41. False • RIP and BOOTP/DHCP both rely on broadcast (or multicast for some RIP v2 installations) and therefore can’t use TCP • Many uses of multicasting (internet radio etc.) would be impossible, which would cause bandwidth/load problems as well

42. It is impossible to build reliability on top of UDP • True • False

43. False • TFTP manages to do it. • TCP builds it on top of IP, and UDP is (by definition) no worse than IP, so clearly it’s possible (which doesn’t mean it’s desirable)

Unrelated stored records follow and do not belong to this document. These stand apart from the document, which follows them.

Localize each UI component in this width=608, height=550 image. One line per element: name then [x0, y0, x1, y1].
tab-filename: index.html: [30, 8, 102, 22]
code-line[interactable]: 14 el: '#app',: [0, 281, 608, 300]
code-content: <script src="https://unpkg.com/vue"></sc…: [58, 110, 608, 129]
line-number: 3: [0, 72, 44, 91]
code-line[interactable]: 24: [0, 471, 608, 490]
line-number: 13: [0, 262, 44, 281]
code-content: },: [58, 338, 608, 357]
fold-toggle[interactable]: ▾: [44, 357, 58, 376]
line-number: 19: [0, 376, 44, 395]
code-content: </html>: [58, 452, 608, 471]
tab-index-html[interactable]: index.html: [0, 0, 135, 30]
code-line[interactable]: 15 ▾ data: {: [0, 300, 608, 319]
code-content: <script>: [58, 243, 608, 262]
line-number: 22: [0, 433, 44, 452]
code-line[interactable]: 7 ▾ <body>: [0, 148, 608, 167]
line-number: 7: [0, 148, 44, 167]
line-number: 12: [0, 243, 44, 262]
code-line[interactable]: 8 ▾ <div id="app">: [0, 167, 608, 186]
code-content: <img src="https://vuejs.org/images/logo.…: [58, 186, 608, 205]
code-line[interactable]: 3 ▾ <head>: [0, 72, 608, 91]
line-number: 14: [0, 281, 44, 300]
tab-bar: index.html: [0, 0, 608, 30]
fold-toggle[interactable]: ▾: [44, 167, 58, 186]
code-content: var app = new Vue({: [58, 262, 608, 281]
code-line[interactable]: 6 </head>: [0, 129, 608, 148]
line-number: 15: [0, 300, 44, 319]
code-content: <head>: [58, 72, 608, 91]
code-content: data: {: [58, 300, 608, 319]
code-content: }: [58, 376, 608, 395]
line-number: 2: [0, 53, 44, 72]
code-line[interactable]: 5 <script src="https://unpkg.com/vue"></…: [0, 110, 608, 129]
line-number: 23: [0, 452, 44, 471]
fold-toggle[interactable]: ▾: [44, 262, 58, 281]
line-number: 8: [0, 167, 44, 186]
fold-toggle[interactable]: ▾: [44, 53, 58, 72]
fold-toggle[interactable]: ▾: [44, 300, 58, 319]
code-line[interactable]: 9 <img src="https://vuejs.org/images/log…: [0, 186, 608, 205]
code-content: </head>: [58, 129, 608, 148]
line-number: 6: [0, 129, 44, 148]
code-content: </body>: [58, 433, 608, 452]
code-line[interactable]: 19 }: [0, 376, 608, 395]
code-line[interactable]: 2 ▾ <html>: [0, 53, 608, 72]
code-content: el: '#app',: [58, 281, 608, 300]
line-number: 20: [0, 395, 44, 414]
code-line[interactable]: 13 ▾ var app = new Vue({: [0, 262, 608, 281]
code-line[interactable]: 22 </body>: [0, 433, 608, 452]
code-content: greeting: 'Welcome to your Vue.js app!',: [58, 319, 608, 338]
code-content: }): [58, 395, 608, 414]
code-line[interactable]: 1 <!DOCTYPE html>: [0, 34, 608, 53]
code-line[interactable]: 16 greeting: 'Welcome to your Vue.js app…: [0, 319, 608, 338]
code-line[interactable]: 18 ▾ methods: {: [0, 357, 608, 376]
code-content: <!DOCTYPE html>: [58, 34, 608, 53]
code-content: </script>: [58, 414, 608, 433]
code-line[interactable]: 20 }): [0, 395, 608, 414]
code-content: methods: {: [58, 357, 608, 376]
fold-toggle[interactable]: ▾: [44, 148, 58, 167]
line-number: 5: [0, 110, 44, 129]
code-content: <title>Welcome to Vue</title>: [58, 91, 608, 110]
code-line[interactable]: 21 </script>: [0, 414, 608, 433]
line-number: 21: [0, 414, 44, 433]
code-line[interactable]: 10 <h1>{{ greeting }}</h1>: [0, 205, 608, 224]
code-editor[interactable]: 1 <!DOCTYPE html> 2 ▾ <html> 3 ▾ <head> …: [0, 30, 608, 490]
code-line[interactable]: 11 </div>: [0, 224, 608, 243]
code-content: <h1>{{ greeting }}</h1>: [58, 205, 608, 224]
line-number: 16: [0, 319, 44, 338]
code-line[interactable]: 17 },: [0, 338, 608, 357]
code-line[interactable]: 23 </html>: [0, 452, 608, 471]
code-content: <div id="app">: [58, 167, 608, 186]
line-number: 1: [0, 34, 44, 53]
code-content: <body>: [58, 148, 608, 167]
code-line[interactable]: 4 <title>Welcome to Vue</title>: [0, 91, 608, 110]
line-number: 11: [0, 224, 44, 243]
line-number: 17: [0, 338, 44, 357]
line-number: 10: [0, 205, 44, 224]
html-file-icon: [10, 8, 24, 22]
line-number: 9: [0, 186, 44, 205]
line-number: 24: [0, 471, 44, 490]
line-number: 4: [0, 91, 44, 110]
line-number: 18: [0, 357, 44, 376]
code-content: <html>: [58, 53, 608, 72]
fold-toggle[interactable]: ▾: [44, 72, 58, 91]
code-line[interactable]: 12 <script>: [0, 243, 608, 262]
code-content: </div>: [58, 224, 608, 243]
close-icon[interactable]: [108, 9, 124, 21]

44. Web hosting firms need HTTP 1.0 (or later) because • It allows binary • It allows MIME • It allows the complete URL in GET • It can send the length of the data file

45. C — complete URL • All HTTP allow binary (in the data) • MIME was in 0.9, and anyway isn’t very relevant • Without the complete URL, we wouldn’t know what page we were called on • Size is useful, but not necessary

46. Which of these is not part of the NFS complete suite • XDR • Portmapper • TLS • Remote procedure call

47. C — TLS • eXternal Data Representation is vital: times, lengths etc. • Portmapper to find RPC programs • TLS — Transport Layer Security. Not an intrinsic part. • Remote Procedure Call — the underlying paradigm

48. Recall the ISO 7-layer model • Physical • Link • Network • Transport • Session • Presentation • Application

49. Which layer is MIME? • Physical • Link • Network • Transport • Session • Presentation • Application

50. 6 — Presentation • Describes how the data is meant ot be interpreted at the other end.